Earlier this month, Judge Deon van Zyl approved the off-site consumption liquor licence at 145 Eleventh Avenue, a building that houses a hairdresser and two vacant shops.
Mark Solomons, chairman of the Retreat Steenberg Civic Association (RSCA), said they would abide by the judge’s ruling, but they questioned the process that had led to it. There had been an “overwhelming” number of objections to the application as it was feared that another liquor outlet would aggravate the many social ills, including substance abuse and gangsterism, plaguing the community, he said.
Last month, a liquor licence appeals tribunal hearing was held by video conference where objectors outlined their concerns (’Retreat liquor licence litigation continues,“ Southern Mail, April 21).
Judge Van Zyl said the applicant had proposed several solutions to ease the impact, such as fixing the opening time at 11.30 am on Sundays.
In his verdict, Judge Van Zyl said there was no “factual basis“ for suggestions that approval of the liquor licence application would give rise to social ills or have negative societal consequences.
Mr Solomons said the RSCA had been at a disadvantage at the tribunal hearing as they had not had legal representation, whereas a lawyer had argued for the applicant.

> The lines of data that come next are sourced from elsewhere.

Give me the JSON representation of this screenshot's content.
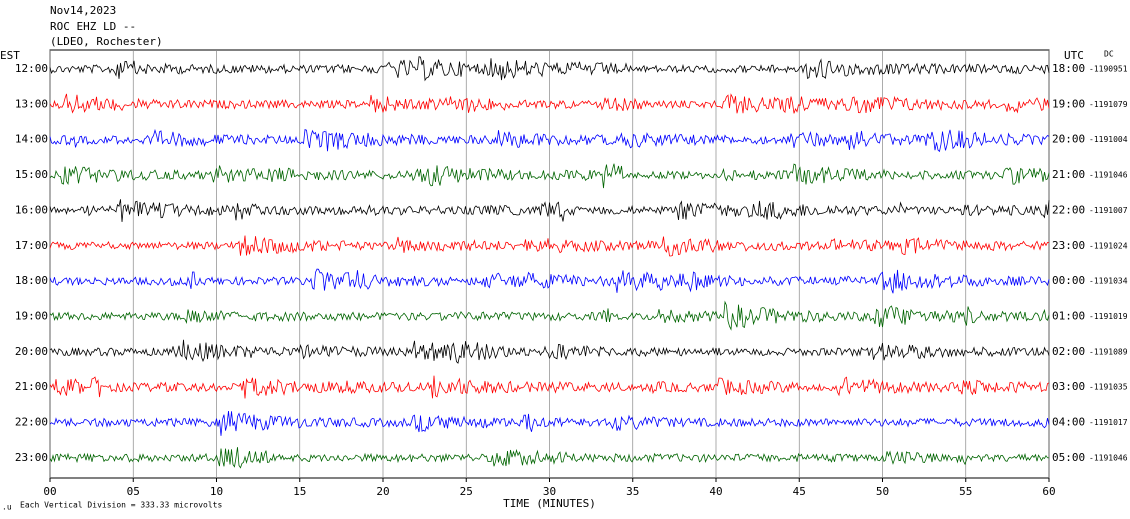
{
  "header": {
    "date": "Nov14,2023",
    "station": "ROC EHZ LD --",
    "source": "(LDEO, Rochester)"
  },
  "left_axis_title": "EST",
  "right_axis_title": "UTC",
  "dc_title": "DC",
  "rows": [
    {
      "est": "12:00",
      "utc": "18:00",
      "dc": "-1190951",
      "color": "#000000"
    },
    {
      "est": "13:00",
      "utc": "19:00",
      "dc": "-1191079",
      "color": "#ff0000"
    },
    {
      "est": "14:00",
      "utc": "20:00",
      "dc": "-1191004",
      "color": "#0000ff"
    },
    {
      "est": "15:00",
      "utc": "21:00",
      "dc": "-1191046",
      "color": "#006400"
    },
    {
      "est": "16:00",
      "utc": "22:00",
      "dc": "-1191007",
      "color": "#000000"
    },
    {
      "est": "17:00",
      "utc": "23:00",
      "dc": "-1191024",
      "color": "#ff0000"
    },
    {
      "est": "18:00",
      "utc": "00:00",
      "dc": "-1191034",
      "color": "#0000ff"
    },
    {
      "est": "19:00",
      "utc": "01:00",
      "dc": "-1191019",
      "color": "#006400"
    },
    {
      "est": "20:00",
      "utc": "02:00",
      "dc": "-1191089",
      "color": "#000000"
    },
    {
      "est": "21:00",
      "utc": "03:00",
      "dc": "-1191035",
      "color": "#ff0000"
    },
    {
      "est": "22:00",
      "utc": "04:00",
      "dc": "-1191017",
      "color": "#0000ff"
    },
    {
      "est": "23:00",
      "utc": "05:00",
      "dc": "-1191046",
      "color": "#006400"
    }
  ],
  "x_axis": {
    "title": "TIME (MINUTES)",
    "xlim": [
      0,
      60
    ],
    "ticks": [
      {
        "value": 0,
        "label": "00"
      },
      {
        "value": 5,
        "label": "05"
      },
      10,
      15,
      20,
      25,
      30,
      35,
      40,
      45,
      50,
      55,
      60
    ]
  },
  "footer": "Each Vertical Division =  333.33 microvolts"
}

“We, as a civic association, don’t have money to fight these things even though we had very strong cases,” he said.
He hopes the case can be re-examined: “We tried to present all the facts as best as possible, but the judge still saw it fit to overrule that. The applicant’s argument was that there was a need for the liquor outlet, but the resounding feedback was that there was no need. The already struggling community will suffer because of this decision.”
Tony Lawrence, who is not a legal representative but spoke on behalf of the civic and other objectors at the tribunal, said they were considering their next step.
“I have written to the Western Cape Liquor Authority (WCLA) to ask for a meeting to discuss the outcome to help us as a community understand what we’re up against when it comes to liquor applications and how these applications are approved… We want to know what the community’s rights are and also when there is a threshold for liquor licences in a certain community,” said Mr Lawrence.
The civic, according to Mr Lawrence, now plans to interrogate the WCLA processes and work with other civics to make it harder for liquor licences to be granted and to tackle illegal shebeens in neighbourhoods afflicted by alcohol-rated social ills.
Rebecca Campbell, a spokeswoman for the WCLA, said the judge’s decision was final, and extensive reasons for the decision had been provided by the appeal tribunal.
She confirmed that the liquor licence application had initially been refused but later approved by the judge: “The issuing of the licence is in the process of being finalised. Once the licence has been issued, trading may commence,” she said.
Mr Solomons said civic associations needed more support to fight similar issues.
Mr Lawrence said more research on the harmful effects of alcohol would give civic groups more power to object to liquor-licence applications.
Applicant Kirby Jacobs is relieved the process is over: “My application met all the requirements of the act and ticked all the boxes as indicated by the liquor board upon applying,” said said.
She could not understand why the liquor licence had been denied the first time, she said. “I feel that the liquor board is influenced by emotional and unsubstantiated objections, and a small minority does not represent a community of more than 20 000 people.”
The objectors should accept defeat and move on, she said.
“There are way more important issues to address in the areas they say they represent, and if they put as much time and effort as they did into this liquor license application they can surely make Retreat and Steenberg a better place for all.”